Students help Cayuga Nature Center be warm and 'green'

Students from the civil engineering
Jason Koski/University Photography
Students from the civil engineering course Engineers for a Sustainable World helped bring a biomass heating system to Cayuga Nature Center. From left, Jason Thomason '10, Carolyn Evans '10, Patrick Donaldson '10 and Steve Castonguay '10 were on the team that built the wood chip storage shed, visible in the background.

Visitors to Ithaca's Cayuga Nature Center can step inside the lodge to warm up this winter knowing that its toasty heat is green, thanks in part to Cornell engineering students who helped plan, design and install a new biomass heating system that uses wood chips for fuel.

Over the past two fall semesters, students in the civil engineering course Engineers for a Sustainable World, taught by senior lecturer/research associate Francis Vanek '91 and visiting assistant professor Park Doing, have worked on different aspects of the Cayuga Nature Center biomass heater project. Students have been assigned everything from analyzing biomass energy efficiency and assessing how much fuel the Cayuga Nature Center's own woods could produce to building a shed to store the wood chips.

The students' project adviser was Tony Nekut '72, Ph.D. '78, a member of the Cayuga Nature Center advisory council and longtime activist for renewable energy sources.

The nature center's state-of-the-art, European-designed biomass boiler system, manufactured by the company ACTbioenergy in Schenectady, N.Y., has been operating since December. It is expected to save the nonprofit organization about $6,000 in heating costs per year, according to executive director Tom Trencansky.

"It's a tremendous resource," Trencansky said. "We were paying a fortune for propane."

The $200,000 project was funded in part by the New York State Energy Research and Development Authority, which in 2008 awarded a total of $2.5 million to projects statewide that would advance renewable energy systems.

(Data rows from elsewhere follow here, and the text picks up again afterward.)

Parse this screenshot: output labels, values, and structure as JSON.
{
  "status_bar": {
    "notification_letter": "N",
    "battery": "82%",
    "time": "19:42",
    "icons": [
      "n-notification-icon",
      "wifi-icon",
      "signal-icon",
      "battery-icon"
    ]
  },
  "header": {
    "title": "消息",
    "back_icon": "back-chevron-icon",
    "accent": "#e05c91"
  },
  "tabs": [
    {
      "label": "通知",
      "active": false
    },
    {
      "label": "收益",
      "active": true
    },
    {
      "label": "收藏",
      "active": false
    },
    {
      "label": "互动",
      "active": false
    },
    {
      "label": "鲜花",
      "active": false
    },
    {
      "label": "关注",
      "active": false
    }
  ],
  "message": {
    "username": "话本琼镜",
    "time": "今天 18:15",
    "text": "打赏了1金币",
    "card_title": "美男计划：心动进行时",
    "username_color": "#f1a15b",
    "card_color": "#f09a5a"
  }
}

Cost to the nature center was minimal, Trencansky said.

The six students assigned to the biomass project in fall 2009 built the storage shed that houses the wood chips. The structure protects the precious fuel from the elements, as well as shelters two tractors that carry the wood chips to their destination.

Their job included demolishing the old shed, surveying the ground, digging holes for posts, leveling the soil and laying a concrete floor, explained Carolyn Evans '10, a civil engineering major.

"It was a lot bigger than we thought it would be initially," Evans said of the finished product. "It's more like a barn."

The students rotated afternoons and weekends at the nature center, supervised by Nekut, to build the shed. A contractor was hired to build a secondary unit to house the wood chip hopper, where the chips are fed into the heater unit.

"It was cool to have a class where we actually built something," said Patrick Donaldson '10, also civil engineering. "It wasn't just homework problems."

Vanek said the biomass technology faces some hurdles, in part due to the relative expense of the chips, and the work it takes to get the chips and store them. However, as the students showed in their analyses, the wood chips are cost-competitive with traditional fuels when energy conversion efficiency is considered.

Wood chips, the students calculated, are 76 percent more cost effective than natural gas; 80 percent more than home heating oil; 85 more than propane; and 79 percent more than wood pellets -- a different biomass source made of compressed sawdust and that is much more expensive than chips.

Trencansky said the nature center was looking into someday harvesting its own wood chip sources on its 100-acre property. But right now, buying the chips and promoting the technology fits squarely with the center's mission.

"We would like to grow and harvest our own biomass and burn it, and then we would have control from start to finish of our needs," he said.